Moving the opera from the stage at Juilliard to the stage at Lawrence has seen some major differences, most notably the creative choices Woodruff has made.
“Opera, just like theatre, is not a painting,” Woodruff explained. One of the beauties of opera is the versatility in the art form, and how it changes from production to production. As opposed to Woodruff’s production at Juilliard, “this one is geared more toward the stranger, how we see the stranger outside of our community and how we see the stranger within ourselves when we feel estranged from our community.”
This underlying theme makes the show a great way for various communities to connect with each other—the Lawrence community with the Appleton community, the college community with the Conservatory community, the incoming freshmen in the opera with the seasoned upperclassmen, Woodruff himself with Lawrence and so on. Woodruff has put several tactics in place to integrate these communities, starting with the cast of the opera.

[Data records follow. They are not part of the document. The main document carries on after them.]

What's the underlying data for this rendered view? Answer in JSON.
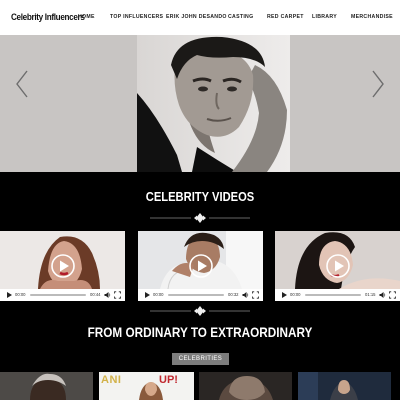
{
  "brand": {
    "logo": "Celebrity Influencers"
  },
  "nav": {
    "items": [
      {
        "label": "HOME"
      },
      {
        "label": "TOP INFLUENCERS"
      },
      {
        "label": "ERIK JOHN DESANDO"
      },
      {
        "label": "CASTING"
      },
      {
        "label": "RED CARPET"
      },
      {
        "label": "LIBRARY"
      },
      {
        "label": "MERCHANDISE"
      }
    ]
  },
  "hero": {
    "prev_icon": "chevron-left-icon",
    "next_icon": "chevron-right-icon"
  },
  "videos_section": {
    "title": "CELEBRITY VIDEOS",
    "videos": [
      {
        "current": "00:00",
        "duration": "00:44"
      },
      {
        "current": "00:00",
        "duration": "00:32"
      },
      {
        "current": "00:00",
        "duration": "01:15"
      }
    ]
  },
  "feature_section": {
    "title": "FROM ORDINARY TO EXTRAORDINARY",
    "badge": "CELEBRITIES",
    "card_texts": [
      "ANI",
      "UP!"
    ]
  },
  "colors": {
    "nav_bg": "#ffffff",
    "hero_bg": "#c8c5c3",
    "page_bg": "#000000",
    "badge_bg": "#7d7d7d"
  }
}
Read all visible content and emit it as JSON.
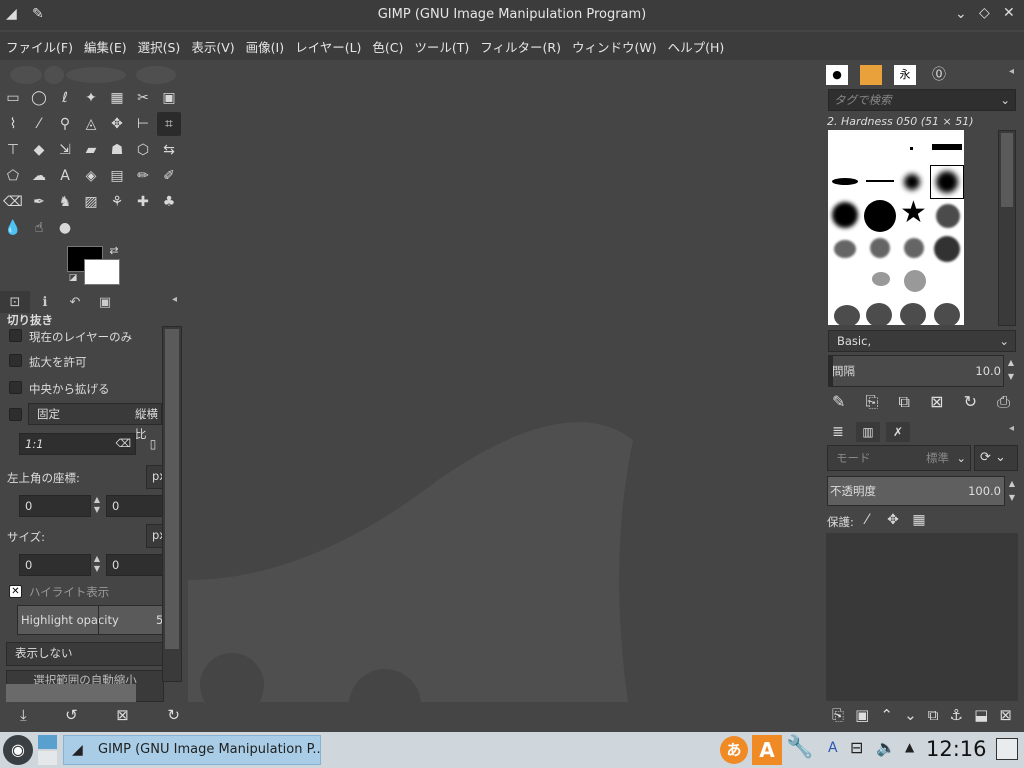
{
  "window": {
    "title": "GIMP (GNU Image Manipulation Program)"
  },
  "menu": [
    "ファイル(F)",
    "編集(E)",
    "選択(S)",
    "表示(V)",
    "画像(I)",
    "レイヤー(L)",
    "色(C)",
    "ツール(T)",
    "フィルター(R)",
    "ウィンドウ(W)",
    "ヘルプ(H)"
  ],
  "tool_options": {
    "title": "切り抜き",
    "current_layer_only": "現在のレイヤーのみ",
    "allow_growing": "拡大を許可",
    "expand_from_center": "中央から拡げる",
    "fixed": "固定",
    "fixed_mode": "縦横比",
    "ratio": "1:1",
    "position_label": "左上角の座標:",
    "position_unit": "px",
    "pos_x": "0",
    "pos_y": "0",
    "size_label": "サイズ:",
    "size_unit": "px",
    "size_w": "0",
    "size_h": "0",
    "highlight": "ハイライト表示",
    "highlight_opacity_label": "Highlight opacity",
    "highlight_opacity_value": "5",
    "guides": "表示しない",
    "auto_shrink": "選択範囲の自動縮小"
  },
  "brushes": {
    "search_placeholder": "タグで検索",
    "selected_brush": "2. Hardness 050 (51 × 51)",
    "tag": "Basic,",
    "spacing_label": "間隔",
    "spacing_value": "10.0"
  },
  "layers": {
    "mode_label": "モード",
    "mode_value": "標準",
    "opacity_label": "不透明度",
    "opacity_value": "100.0",
    "lock_label": "保護:"
  },
  "taskbar": {
    "task_label": "GIMP (GNU Image Manipulation P...",
    "clock": "12:16",
    "ime_a": "あ",
    "ime_A": "A",
    "tray_a": "A"
  },
  "colors": {
    "foreground": "#000000",
    "background": "#ffffff",
    "accent": "#a9cde6"
  }
}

“They’re doing a beautiful job,” he said. “The chorus is really excited, because we’re forming this community that then strangers are coming into—so I had them elect a mayor, decide their families, what their role is. It’s not just a chorus, and they’re not just townspeople. They have decisions made, secrets between them—it’s a vibrant, specific community.”

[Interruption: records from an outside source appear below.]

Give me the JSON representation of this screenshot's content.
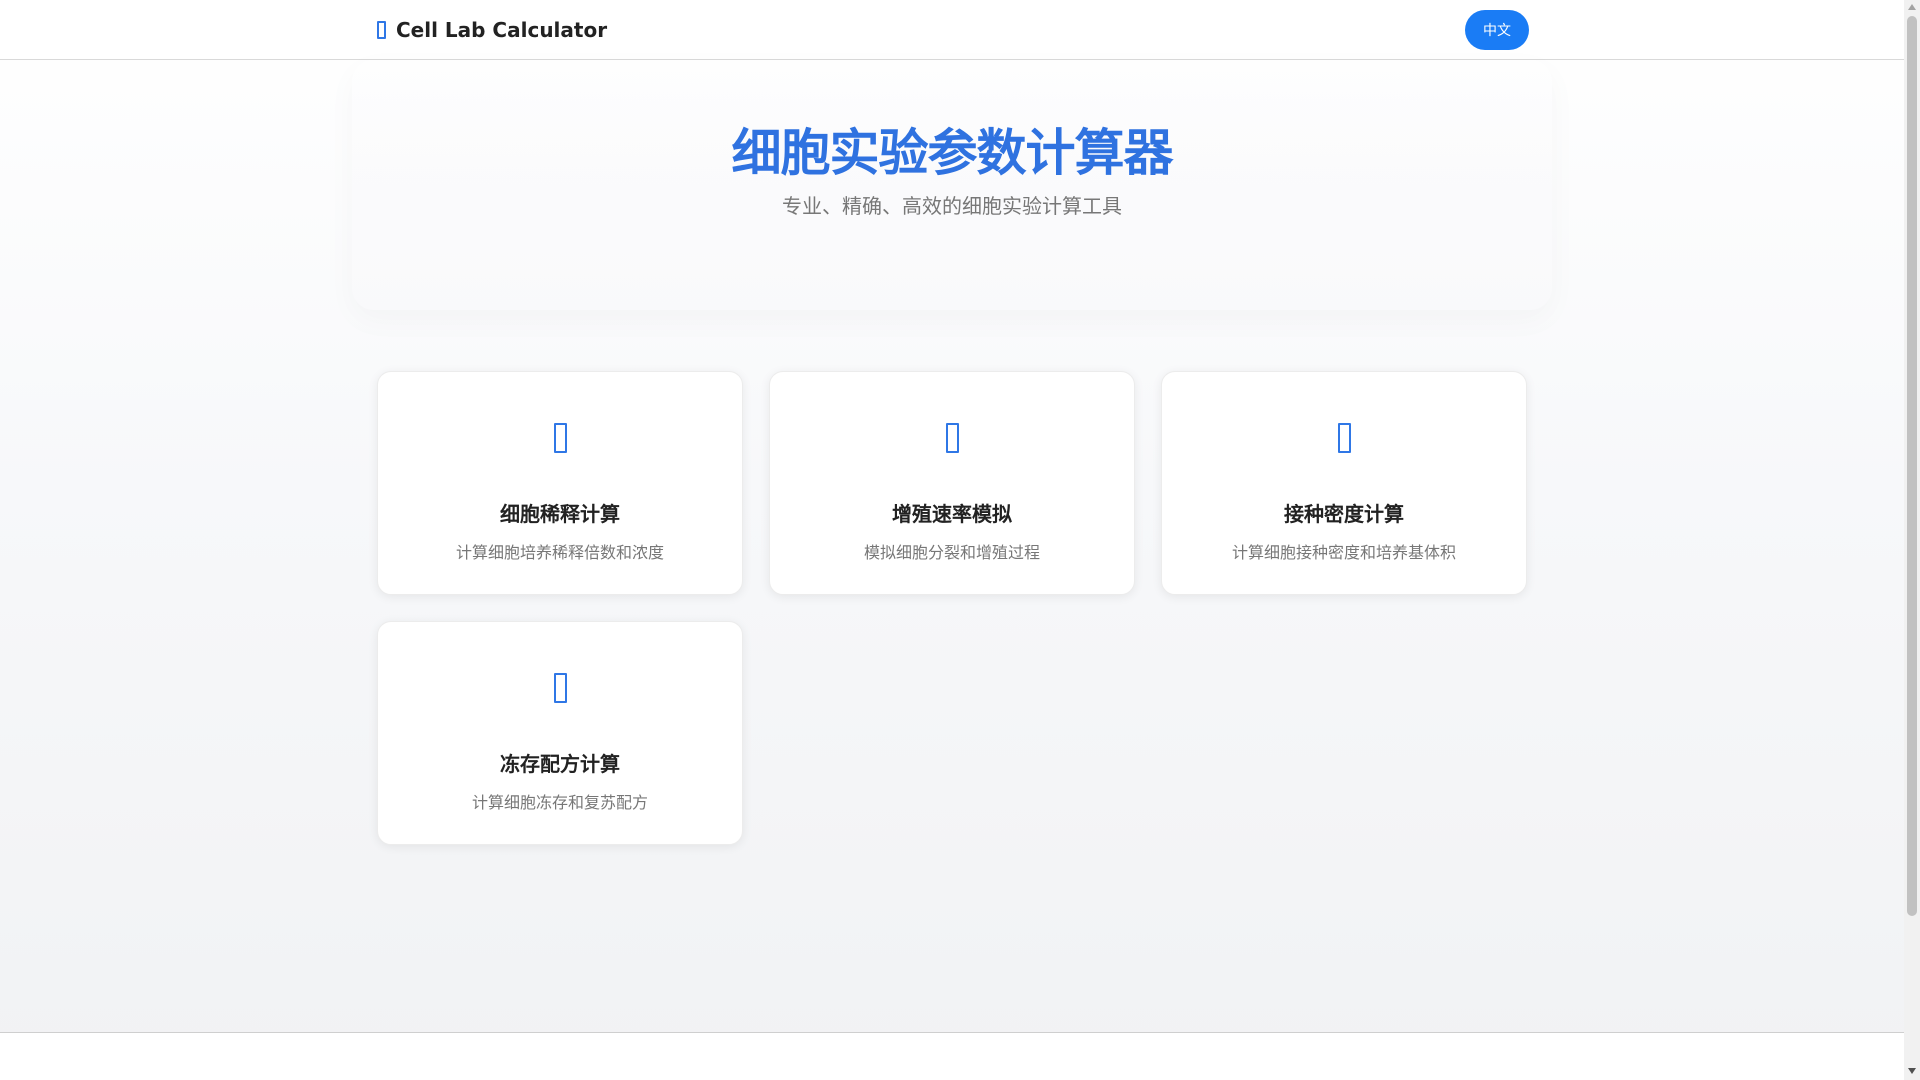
{
  "header": {
    "brand_icon": "flask-icon",
    "brand_title": "Cell Lab Calculator",
    "language_button": "中文"
  },
  "hero": {
    "title": "细胞实验参数计算器",
    "subtitle": "专业、精确、高效的细胞实验计算工具"
  },
  "cards": [
    {
      "icon": "dilution-icon",
      "title": "细胞稀释计算",
      "description": "计算细胞培养稀释倍数和浓度"
    },
    {
      "icon": "growth-icon",
      "title": "增殖速率模拟",
      "description": "模拟细胞分裂和增殖过程"
    },
    {
      "icon": "seeding-icon",
      "title": "接种密度计算",
      "description": "计算细胞接种密度和培养基体积"
    },
    {
      "icon": "freezing-icon",
      "title": "冻存配方计算",
      "description": "计算细胞冻存和复苏配方"
    }
  ],
  "colors": {
    "accent": "#1a7cf5",
    "title_blue": "#2f72e0"
  }
}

In addition to forming a community between the cast members, one of Woodruff’s goals was to “spark dialogue between Lawrence and Appleton.” To do this, Woodruff said he invited different communities from Lawrence and from Appleton to set up tables for inclusive events. There will also be a talk-back after the show to engage the audience in a discussion revolving around the questions “how do we treat strangers, and how do we treat disenfranchised or marginalized members of the community?”

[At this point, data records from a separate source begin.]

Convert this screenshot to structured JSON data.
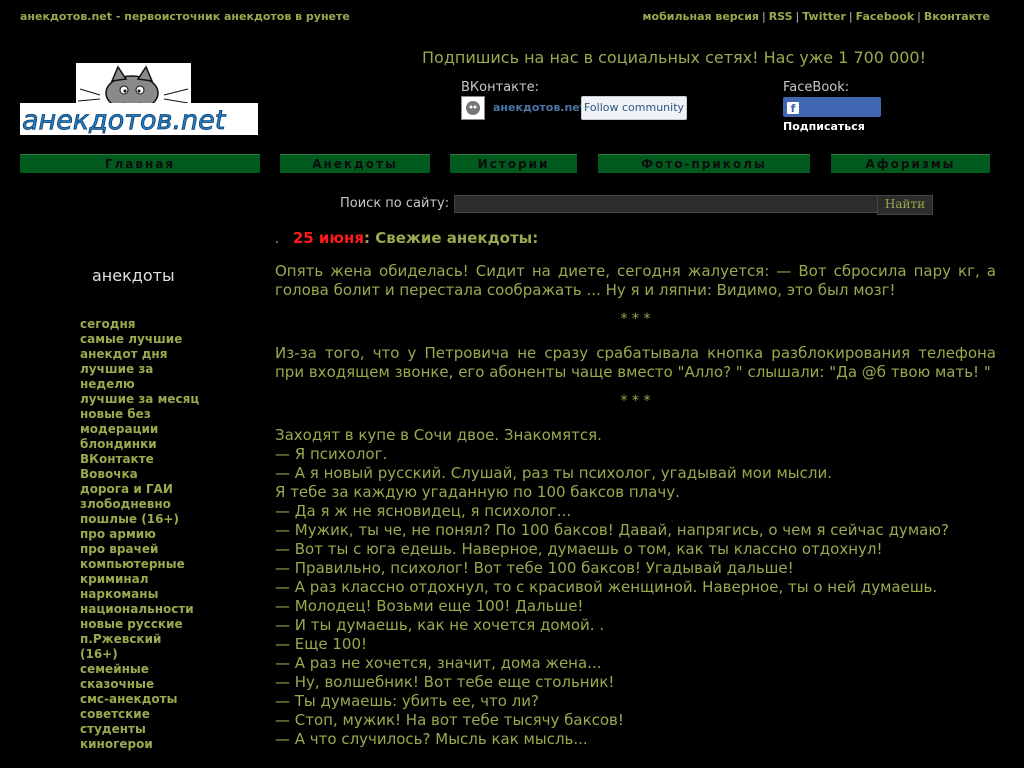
{
  "header": {
    "site_title": "анекдотов.net - первоисточник анекдотов в рунете",
    "top_links": [
      "мобильная версия",
      "RSS",
      "Twitter",
      "Facebook",
      "Вконтакте"
    ],
    "logo_text": "анекдотов.net"
  },
  "social": {
    "heading": "Подпишись на нас в социальных сетях! Нас уже 1 700 000!",
    "vk_label": "ВКонтакте:",
    "vk_name": "анекдотов.net",
    "vk_follow": "Follow community",
    "fb_label": "FaceBook:",
    "fb_button": "Подписаться"
  },
  "nav": [
    "Главная",
    "Анекдоты",
    "Истории",
    "Фото-приколы",
    "Афоризмы"
  ],
  "search": {
    "label": "Поиск по сайту:",
    "button": "Найти",
    "value": ""
  },
  "date_line": {
    "date": "25 июня",
    "title": ": Свежие анекдоты:"
  },
  "sidebar": {
    "title": "анекдоты",
    "items": [
      "сегодня",
      "самые лучшие",
      "анекдот дня",
      "лучшие за неделю",
      "лучшие за месяц",
      "новые без модерации",
      "блондинки",
      "ВКонтакте",
      "Вовочка",
      "дорога и ГАИ",
      "злободневно",
      "пошлые (16+)",
      "про армию",
      "про врачей",
      "компьютерные",
      "криминал",
      "наркоманы",
      "национальности",
      "новые русские",
      "п.Ржевский (16+)",
      "семейные",
      "сказочные",
      "смс-анекдоты",
      "советские",
      "студенты",
      "киногерои"
    ]
  },
  "jokes": {
    "joke1": "Опять жена обиделась! Сидит на диете, сегодня жалуется: — Вот сбросила пару кг, а голова болит и перестала соображать ... Ну я и ляпни: Видимо, это был мозг!",
    "separator": "* * *",
    "joke2": "Из-за того, что у Петровича не сразу срабатывала кнопка разблокирования телефона при входящем звонке, его абоненты чаще вместо \"Алло? \" слышали: \"Да @б твою мать! \"",
    "joke3_lines": [
      "Заходят в купе в Сочи двое. Знакомятся.",
      "— Я психолог.",
      "— А я новый русский. Слушай, раз ты психолог, угадывай мои мысли.",
      "Я тебе за каждую угаданную по 100 баксов плачу.",
      "— Да я ж не ясновидец, я психолог...",
      "— Мужик, ты че, не понял? По 100 баксов! Давай, напрягись, о чем я сейчас думаю?",
      "— Вот ты с юга едешь. Наверное, думаешь о том, как ты классно отдохнул!",
      "— Правильно, психолог! Вот тебе 100 баксов! Угадывай дальше!",
      "— А раз классно отдохнул, то с красивой женщиной. Наверное, ты о ней думаешь.",
      "— Молодец! Возьми еще 100! Дальше!",
      "— И ты думаешь, как не хочется домой. .",
      "— Еще 100!",
      "— А раз не хочется, значит, дома жена...",
      "— Ну, волшебник! Вот тебе еще стольник!",
      "— Ты думаешь: убить ее, что ли?",
      "— Стоп, мужик! На вот тебе тысячу баксов!",
      "— А что случилось? Мысль как мысль..."
    ]
  },
  "colors": {
    "text": "#9aa84e",
    "nav_bg": "#005a1e",
    "date": "#ff1a1a",
    "background": "#000000"
  }
}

To get the audience to start thinking about these questions, Woodruff said they will be given three questions in the beginning of the show. “One is to describe a time in your life when you felt like a stranger,” he said. “So you start thinking about those things while the piece is going on, and you form a connection with it.”
As an audience, this kind of an experience also reminds us of our role in theatre as a whole. “I often call the audience ‘the forgotten member of our ensemble,’” Woodruff said. “When we laugh, when we applaud, it affects what’s going on stage, and it affects what’s going on in the pit. It’s a different experience than sitting and watching a movie.”
Opera as an art form even has an ability to evoke this engaging experience in ways that other forms of theatre cannot. “It’s a much more interactive medium than a musical, where the pit is more of an accompaniment,” Woodruff said. “Sometimes the actors respond to the music that is given them, and at other times I’m telling them, ‘You cause the music to change.’ It’s this dialogue between them, and a dialogue with the audience as well.”
The dialogue that is created between the actors and the orchestra is even more impressive due to the difficulty of opera music. “The vocalism that they’re asked to do is much more difficult than a musical,” Woodruff said. “They’re having to deal with their vocal technique, their acting technique, their communication with the audience—it’s juggling a lot of things at once.”
Seeing the cast accomplish this has been rewarding for Woodruff throughout the creative process. “It’s beautiful to see young people do this opera, because it was written with young people in mind,” he said, noting that the vocal parts and orchestration were written by Aaron Copland for college students. “It’s also wonderful to see students chew on a piece of history … it’s a big piece of Americana.”
All in all, Woodruff is excited for the inclusive opportunities this show presents—no pun intended. “Come with an open mind,” he said. “If you don’t come to opera, don’t worry about it being an elitist art form. It’s not. It was made for the common man.”